A sharp-eyed customer dining at a restaurant in Leshan in China’s Sichuan province has helped to discover 100 million-year-old dinosaur footprints at the location.
Ou Hongtao first noticed the strange pits in the courtyard of the gardening and forest themed restaurant on July 10.
Due to his work with stone materials and interest in paleontology, he suspected they were dinosaur prints and contacted Xing Lida, a professor of geosciences, to investigate further.
Xing, an associate professor at the China University of Geosciences, and Peng Guangzhao, an expert from the Zigong Dinosaur Museum, then used drone videography and 3D scanning to confirm the discovery.
They found at least six, eight-meter fossil footprints of two brontosauruses from the Cretaceous period.
A part of the Sauropod group of dinosaurs, the brontosaurus – also known as “thunder lizards” – were the largest animals to walk the Earth and are known for their very long necks and tails, four-legged stance and herbivore diet.
The site had previously been a chicken farm and the footprints had been buried in layers of dirt and sand before it was renovated into a restaurant just a year ago.

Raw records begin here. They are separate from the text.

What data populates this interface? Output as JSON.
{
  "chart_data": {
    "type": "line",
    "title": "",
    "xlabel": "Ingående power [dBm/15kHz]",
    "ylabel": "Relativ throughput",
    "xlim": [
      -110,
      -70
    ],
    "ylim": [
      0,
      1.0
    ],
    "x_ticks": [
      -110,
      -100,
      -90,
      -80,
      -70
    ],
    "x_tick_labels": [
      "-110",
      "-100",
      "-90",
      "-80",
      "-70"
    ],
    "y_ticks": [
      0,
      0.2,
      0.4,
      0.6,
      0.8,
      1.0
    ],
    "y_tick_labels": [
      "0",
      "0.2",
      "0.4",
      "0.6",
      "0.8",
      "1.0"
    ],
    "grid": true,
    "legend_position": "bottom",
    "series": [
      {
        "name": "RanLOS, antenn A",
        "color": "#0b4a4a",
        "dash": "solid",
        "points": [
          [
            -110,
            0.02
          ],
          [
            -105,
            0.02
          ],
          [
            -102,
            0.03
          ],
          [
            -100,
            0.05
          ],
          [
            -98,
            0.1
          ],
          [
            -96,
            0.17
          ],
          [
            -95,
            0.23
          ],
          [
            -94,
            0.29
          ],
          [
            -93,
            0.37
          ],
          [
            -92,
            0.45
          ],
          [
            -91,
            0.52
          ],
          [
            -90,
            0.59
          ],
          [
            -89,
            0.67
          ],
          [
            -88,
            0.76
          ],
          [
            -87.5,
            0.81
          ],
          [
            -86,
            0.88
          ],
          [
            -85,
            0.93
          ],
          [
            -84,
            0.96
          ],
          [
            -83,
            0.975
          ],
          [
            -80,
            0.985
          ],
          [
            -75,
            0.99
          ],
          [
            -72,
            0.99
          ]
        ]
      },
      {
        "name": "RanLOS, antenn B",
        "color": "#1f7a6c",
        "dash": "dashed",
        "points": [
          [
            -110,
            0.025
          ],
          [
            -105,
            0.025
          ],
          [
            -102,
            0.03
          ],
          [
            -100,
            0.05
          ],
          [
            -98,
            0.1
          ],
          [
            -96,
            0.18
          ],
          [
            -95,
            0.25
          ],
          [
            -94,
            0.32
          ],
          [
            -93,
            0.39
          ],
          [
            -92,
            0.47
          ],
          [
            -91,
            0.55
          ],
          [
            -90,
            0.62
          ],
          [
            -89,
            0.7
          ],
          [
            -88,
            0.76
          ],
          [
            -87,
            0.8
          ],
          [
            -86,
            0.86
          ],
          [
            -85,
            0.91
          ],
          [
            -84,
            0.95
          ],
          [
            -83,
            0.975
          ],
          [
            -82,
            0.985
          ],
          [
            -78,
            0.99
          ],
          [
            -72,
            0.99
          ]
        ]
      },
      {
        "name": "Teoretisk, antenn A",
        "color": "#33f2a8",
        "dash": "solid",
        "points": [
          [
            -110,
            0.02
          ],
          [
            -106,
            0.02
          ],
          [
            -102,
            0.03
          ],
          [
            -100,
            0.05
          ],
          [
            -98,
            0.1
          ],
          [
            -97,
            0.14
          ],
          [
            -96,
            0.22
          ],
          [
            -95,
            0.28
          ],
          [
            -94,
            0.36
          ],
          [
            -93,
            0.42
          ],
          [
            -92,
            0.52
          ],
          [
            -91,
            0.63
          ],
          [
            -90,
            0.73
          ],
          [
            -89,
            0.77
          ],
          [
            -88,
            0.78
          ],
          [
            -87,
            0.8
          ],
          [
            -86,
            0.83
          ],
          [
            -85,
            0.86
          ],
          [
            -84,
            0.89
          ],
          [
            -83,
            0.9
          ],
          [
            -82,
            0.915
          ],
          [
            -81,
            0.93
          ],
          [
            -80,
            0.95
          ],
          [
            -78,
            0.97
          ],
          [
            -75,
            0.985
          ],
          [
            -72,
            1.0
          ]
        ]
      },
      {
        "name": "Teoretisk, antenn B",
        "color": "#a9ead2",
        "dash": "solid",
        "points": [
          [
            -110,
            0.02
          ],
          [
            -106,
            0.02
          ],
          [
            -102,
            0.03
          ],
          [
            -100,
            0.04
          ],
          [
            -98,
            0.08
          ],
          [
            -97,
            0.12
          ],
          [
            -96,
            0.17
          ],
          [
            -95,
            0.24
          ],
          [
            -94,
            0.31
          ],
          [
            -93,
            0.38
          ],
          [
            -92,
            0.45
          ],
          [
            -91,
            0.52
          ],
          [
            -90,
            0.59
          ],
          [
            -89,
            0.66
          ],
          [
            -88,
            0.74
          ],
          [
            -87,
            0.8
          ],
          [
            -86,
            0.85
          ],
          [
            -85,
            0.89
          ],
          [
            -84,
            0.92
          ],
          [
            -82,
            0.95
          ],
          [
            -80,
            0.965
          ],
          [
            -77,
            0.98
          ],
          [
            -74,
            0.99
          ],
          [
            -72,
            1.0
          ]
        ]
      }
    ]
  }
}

“These footprints were well protected,” Xing said. “When we went there, we found that the footprints were very deep and quite obvious.”
Xing and Peng announced the discovery on Saturday July 16.
This is the first time dinosaur tracks have ever been found in Leshan.
Xing said the discovery adds a piece of evidence to Sichuan’s Cretaceous period and the diversity of dinosaurs.
The find will provide new information about the paleo-environment and ecology during the time and lay the tracks for finding more dinosaur fossils in the area, he added.